Offenbar hatte dessen Redaktion drei Tage zuvor das anregende Talk-Plädoyer für Europa von Bundespräsident Joachim Gauck und Altkanzler Helmut Schmidt bei Maybrit Illner verfolgt. Denn nachdem sich die Kollegin erfolgreich auf ein Gespräch mit nur zwei Gästen beschränkt hatte, saß sich nun auch im Gasometer lediglich ein Duo zum Thema "Der Euro und Europa" gegenüber - und doch lagen Welten zwischen den beiden Runden. Nicht nur, weil hier Josef Ackermann auf Daniel Cohn-Bendit traf, sondern vor allem, da das Ganze (wieder einmal) mehr zur Abfragestunde denn zu einer Diskussion geriet, angerissene heikle Punkte nicht vertieft und stattdessen Klischees bedient wurden.

Politik erhält den Schwarzen Peter

Reißerisch als Duell "Banker trifft Revoluzzer" aufgemacht - was streng genommen weder Ackermann als Verwaltungsratspräsident des Versicherungskonzerns Zurich Insurance Group mehr ist, noch Cohn-Bendit als Europaabgeordneter der Grünen - offenbarten sich doch die größten Unterschiede in der Differenziertheit der Betrachtungen. Während der Politiker die vor Kurzem vom SPD-Kanzlerkandidaten Peer Steinbrück erhobene Forderung nach einer Trennung in Geschäfts- und Investmentbanken pauschal übernahm, wies der Finanzmanager auf die Nachteile im globalen Bankengeschäft hin, wenn Deutschland dies allein einführen würde. Und wo Cohn-Bendit das einst von Ackermann als Chef der Deutschen Bank ausgegebene Renditeziel von 25 Prozent als maßlos anprangerte, erklärte ihm dieser nicht nur, dass seine Nachfolger bei genauer Betrachtung genau den gleichen Profit erwirtschaften wollten, sondern dass in Deutschland auch "viele Unternehmen im Mittelstand mehr als 30 Prozent" verdienten.

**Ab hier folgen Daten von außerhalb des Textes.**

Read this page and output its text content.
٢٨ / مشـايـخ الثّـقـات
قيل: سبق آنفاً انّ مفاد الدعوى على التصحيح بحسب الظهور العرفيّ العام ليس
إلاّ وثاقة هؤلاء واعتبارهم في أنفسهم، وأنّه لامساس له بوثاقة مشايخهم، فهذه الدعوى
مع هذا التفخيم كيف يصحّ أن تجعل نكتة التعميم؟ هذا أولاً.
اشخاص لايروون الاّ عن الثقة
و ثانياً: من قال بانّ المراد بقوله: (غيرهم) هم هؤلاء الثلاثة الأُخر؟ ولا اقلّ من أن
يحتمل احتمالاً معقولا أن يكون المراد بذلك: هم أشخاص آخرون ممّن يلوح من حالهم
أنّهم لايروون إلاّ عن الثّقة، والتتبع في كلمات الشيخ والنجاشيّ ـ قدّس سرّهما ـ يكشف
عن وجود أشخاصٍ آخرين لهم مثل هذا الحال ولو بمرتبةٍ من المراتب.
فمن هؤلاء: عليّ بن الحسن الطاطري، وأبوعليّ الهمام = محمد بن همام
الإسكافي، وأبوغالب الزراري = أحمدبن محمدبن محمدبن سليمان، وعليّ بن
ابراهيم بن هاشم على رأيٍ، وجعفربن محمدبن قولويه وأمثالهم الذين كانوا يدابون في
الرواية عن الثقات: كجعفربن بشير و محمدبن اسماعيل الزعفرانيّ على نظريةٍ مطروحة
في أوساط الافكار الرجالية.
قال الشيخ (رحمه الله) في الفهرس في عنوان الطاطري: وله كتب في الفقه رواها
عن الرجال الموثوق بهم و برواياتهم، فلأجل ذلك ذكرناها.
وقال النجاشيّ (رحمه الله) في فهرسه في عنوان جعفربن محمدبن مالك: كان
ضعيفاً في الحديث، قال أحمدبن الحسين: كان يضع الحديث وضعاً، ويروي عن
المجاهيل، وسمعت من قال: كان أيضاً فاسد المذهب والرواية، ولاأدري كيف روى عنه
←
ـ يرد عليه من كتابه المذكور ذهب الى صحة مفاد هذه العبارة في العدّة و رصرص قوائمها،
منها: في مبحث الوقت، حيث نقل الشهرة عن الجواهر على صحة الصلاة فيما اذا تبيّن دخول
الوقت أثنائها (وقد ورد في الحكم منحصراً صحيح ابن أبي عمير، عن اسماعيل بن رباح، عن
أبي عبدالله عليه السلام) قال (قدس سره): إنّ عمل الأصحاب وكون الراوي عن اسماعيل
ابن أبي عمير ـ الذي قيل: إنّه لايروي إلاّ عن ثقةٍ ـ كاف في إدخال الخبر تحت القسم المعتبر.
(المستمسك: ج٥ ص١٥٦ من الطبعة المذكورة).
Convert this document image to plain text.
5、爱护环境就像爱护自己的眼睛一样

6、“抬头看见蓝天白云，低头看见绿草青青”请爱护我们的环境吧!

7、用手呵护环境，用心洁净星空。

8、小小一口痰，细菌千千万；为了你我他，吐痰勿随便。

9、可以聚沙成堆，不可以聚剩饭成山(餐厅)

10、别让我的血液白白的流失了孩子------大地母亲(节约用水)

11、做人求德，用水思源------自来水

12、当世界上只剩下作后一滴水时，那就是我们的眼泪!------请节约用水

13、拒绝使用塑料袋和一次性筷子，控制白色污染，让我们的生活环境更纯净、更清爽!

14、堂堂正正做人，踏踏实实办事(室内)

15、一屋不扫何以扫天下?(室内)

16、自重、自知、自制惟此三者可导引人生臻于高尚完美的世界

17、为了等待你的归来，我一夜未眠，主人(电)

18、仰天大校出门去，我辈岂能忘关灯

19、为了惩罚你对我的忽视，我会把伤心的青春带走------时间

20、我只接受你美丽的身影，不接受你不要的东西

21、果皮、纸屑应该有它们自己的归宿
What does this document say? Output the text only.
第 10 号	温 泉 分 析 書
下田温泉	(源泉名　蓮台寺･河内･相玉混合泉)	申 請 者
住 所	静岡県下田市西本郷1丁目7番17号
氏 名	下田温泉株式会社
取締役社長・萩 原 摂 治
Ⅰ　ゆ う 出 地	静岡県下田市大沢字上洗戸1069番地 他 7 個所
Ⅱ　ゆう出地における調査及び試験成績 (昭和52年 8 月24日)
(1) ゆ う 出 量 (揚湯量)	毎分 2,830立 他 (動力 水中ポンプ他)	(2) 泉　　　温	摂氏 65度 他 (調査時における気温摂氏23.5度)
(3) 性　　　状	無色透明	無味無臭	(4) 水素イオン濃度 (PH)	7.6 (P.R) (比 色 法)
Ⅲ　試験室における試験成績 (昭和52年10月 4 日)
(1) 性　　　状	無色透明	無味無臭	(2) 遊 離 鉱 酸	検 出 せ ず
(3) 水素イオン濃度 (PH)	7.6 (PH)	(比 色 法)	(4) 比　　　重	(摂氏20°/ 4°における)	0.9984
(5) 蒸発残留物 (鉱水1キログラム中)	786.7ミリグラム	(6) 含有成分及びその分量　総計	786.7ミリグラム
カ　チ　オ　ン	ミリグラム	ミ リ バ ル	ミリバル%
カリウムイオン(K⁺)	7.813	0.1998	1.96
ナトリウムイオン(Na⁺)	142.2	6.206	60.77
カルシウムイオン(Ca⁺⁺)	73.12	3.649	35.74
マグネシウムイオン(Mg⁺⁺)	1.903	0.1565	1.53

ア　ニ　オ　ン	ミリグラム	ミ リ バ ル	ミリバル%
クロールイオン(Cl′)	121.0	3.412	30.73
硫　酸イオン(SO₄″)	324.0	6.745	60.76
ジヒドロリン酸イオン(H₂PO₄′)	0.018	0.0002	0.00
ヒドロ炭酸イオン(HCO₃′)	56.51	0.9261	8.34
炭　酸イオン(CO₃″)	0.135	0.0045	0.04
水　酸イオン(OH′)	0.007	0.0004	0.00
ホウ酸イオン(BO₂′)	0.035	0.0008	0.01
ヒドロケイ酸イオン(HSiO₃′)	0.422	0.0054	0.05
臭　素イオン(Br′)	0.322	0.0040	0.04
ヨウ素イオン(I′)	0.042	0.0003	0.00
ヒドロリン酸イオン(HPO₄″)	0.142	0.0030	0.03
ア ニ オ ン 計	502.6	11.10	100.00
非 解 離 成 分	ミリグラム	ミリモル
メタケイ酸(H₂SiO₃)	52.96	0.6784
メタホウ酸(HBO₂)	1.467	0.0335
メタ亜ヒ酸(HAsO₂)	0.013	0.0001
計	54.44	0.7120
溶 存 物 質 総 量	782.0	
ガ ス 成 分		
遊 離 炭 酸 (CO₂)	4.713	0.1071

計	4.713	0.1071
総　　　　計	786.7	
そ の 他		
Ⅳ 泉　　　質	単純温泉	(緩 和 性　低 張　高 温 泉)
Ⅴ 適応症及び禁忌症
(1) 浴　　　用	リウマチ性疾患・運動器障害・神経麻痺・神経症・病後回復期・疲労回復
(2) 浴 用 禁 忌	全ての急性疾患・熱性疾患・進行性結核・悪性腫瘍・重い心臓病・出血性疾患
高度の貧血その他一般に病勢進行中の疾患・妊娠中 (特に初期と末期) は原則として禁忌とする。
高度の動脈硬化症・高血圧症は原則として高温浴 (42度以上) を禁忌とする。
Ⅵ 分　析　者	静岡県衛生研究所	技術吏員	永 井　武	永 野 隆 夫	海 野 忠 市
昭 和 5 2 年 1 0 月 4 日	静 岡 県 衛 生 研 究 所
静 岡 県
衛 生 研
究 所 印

Hätte hier nun noch ein (weiterer) Wirtschaftsfachmann auf dem Podium gesessen, vielleicht hätte sich dann mehr Durchblick in die aufgestellten Behauptungen bringen lassen - stattdessen wechselte Jauch den Blickwinkel und kam auf die moralisch-ethische Komponente von Banker-Handlungen zu sprechen. Und ließ doch Ackermann leichtes Spiel, der nicht nur feststellen konnte, "wir haben bis jetzt nur ganz wenige Rechtsfälle verloren", sondern vor allem auf die Politik verwies: Diese müsse "die Rahmenbedingungen festlegen" -"kein Unternehmen kann sich darüber hinwegsetzen". Ein Argument, dem sich hätte leicht entgegensetzen lassen, dass eben diese Wirtschaft bei jeder in Erwägung gezogenen nationalen Beschränkung mit Verweis auf den internationalen Wettbewerb aufschreit. Doch der Moderator beschäftigte sich lieber mit der Frage nach "unmoralischen" Gehaltshöhen und der Neiddebatte in der Gesellschaft. Um dann Cohn-Bendit dessen Sohn vorzuhalten, der Investmentbanker werden und "schnell Geld verdienen will" oder Ackermann mit einem Tipp für Deutsche Bank-Aktien aus dem Jahr 2007 zu konfrontieren: Seither habe das Papier zwei Drittel seines Wertes verloren…

Sprunghafte Gesprächsführung

Dass bei solch sprunghafter Gesprächsführung und Aneinanderreihung von Fragen nur wenig Substanzielles und Nachdenkenswertes herauskommen kann, verwundert nicht. Doch immerhin ward zumindest die Führungsrolle deutlich, in der Ackermann Deutschland und die Bundesregierung sieht, wie auch der drohende Verlust des sozialen Zusammenhalts in Europa: "Es kann doch nicht sein, dass in diesem reichen Europa die Menschen wieder anfangen zu hungern", entrüstete sich Cohn-Bendit mit Blick auf Griechenland und Spanien. Doch Jauch widmete sich lieber noch einmal dessen alten Motto: "Trau' keinem über 30" stand wohl so auf seiner Karteikarte.